Figure 7.. Smt⁻ mutants display altered mitochondria morphology

(A) Log phase WT, smt⁻ or smt⁻/+SMT80 parasites were stained with 100 nM of Mitotracker CMXRos followed by DNA staining with DAPI. About 200 cells were examined for each parasite line and representative images (70%−90% of all analyzed cells) are shown here. DIC: differential interference contrast. WT parasites pretreated with CCCp were included as controls. (B) Representative transmission electron micrographs of log phase WT, smt⁻ and smt⁻/+SMT80 parasites showing normal kinetoplasts (top panel) and swollen mitochondria in the smt⁻ mutant (lower panel, arrows). Scale bars in B: 500 nm.

Figure 8.. Smt⁻ mutants show attenuated virulence in mice.

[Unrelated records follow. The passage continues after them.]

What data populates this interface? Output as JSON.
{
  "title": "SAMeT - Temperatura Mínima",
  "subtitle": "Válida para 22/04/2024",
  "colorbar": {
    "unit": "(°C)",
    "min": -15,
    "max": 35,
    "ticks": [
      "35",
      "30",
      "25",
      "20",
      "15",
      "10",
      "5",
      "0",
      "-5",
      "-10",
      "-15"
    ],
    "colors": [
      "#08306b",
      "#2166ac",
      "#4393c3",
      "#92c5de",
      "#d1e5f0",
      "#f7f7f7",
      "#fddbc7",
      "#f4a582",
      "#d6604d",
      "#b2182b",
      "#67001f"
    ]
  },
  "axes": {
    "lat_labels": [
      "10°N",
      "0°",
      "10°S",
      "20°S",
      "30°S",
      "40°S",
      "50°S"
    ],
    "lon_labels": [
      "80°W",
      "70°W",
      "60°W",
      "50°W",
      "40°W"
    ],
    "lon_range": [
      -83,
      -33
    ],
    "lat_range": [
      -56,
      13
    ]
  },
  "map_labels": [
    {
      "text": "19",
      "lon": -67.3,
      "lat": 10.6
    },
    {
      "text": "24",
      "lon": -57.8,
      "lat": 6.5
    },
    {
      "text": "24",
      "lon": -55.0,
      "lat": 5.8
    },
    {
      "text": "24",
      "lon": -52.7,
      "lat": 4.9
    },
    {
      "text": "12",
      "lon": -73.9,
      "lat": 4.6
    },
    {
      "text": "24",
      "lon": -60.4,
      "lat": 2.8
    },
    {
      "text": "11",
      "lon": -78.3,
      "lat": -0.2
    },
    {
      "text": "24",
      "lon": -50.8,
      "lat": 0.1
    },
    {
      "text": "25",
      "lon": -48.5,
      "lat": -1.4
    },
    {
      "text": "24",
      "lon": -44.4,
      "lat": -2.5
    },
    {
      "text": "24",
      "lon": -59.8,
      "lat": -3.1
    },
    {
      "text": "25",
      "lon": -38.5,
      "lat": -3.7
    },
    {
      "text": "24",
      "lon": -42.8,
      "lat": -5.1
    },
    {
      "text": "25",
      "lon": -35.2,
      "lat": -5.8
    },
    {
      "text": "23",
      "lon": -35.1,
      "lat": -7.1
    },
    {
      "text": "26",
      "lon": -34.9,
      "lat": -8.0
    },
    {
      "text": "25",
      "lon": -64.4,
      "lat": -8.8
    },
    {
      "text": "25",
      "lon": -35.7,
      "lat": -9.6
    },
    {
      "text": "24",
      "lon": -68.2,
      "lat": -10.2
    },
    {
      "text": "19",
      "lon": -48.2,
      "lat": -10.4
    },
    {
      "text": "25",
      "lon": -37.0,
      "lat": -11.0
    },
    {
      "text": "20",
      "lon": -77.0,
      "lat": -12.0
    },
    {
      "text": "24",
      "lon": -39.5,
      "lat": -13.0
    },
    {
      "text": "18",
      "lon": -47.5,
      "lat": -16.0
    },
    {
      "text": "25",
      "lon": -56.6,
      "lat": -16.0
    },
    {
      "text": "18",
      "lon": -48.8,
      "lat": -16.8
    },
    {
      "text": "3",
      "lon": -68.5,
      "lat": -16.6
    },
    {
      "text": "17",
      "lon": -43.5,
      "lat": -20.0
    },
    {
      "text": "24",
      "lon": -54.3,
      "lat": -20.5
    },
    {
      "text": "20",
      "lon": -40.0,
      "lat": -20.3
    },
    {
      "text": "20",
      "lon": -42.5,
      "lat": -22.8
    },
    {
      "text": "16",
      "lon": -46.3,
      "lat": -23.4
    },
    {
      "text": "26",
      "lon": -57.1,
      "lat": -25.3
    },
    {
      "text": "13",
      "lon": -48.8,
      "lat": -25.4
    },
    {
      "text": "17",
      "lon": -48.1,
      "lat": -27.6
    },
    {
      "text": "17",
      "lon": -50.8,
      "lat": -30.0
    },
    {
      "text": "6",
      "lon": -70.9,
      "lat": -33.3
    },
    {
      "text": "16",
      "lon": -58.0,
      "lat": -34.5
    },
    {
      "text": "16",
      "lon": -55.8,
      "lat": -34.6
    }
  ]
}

BALB/c (A–D) or C57BL6 (E–F) mice were infected in the footpads with metacyclics (A–B, E–F) or lesion-derived amastigotes (C–D). Footpad lesions were recorded weekly in A, C, and E (●: WT, ○: smt⁻, ▼: smt⁻/+SMT80). Parasite numbers in the infected footpads were determined by limiting dilution assay at the indicated days post infection and summarized in B, D, and F (black bars: WT, white bars: smt⁻, grey bars: smt⁻/+SMT80).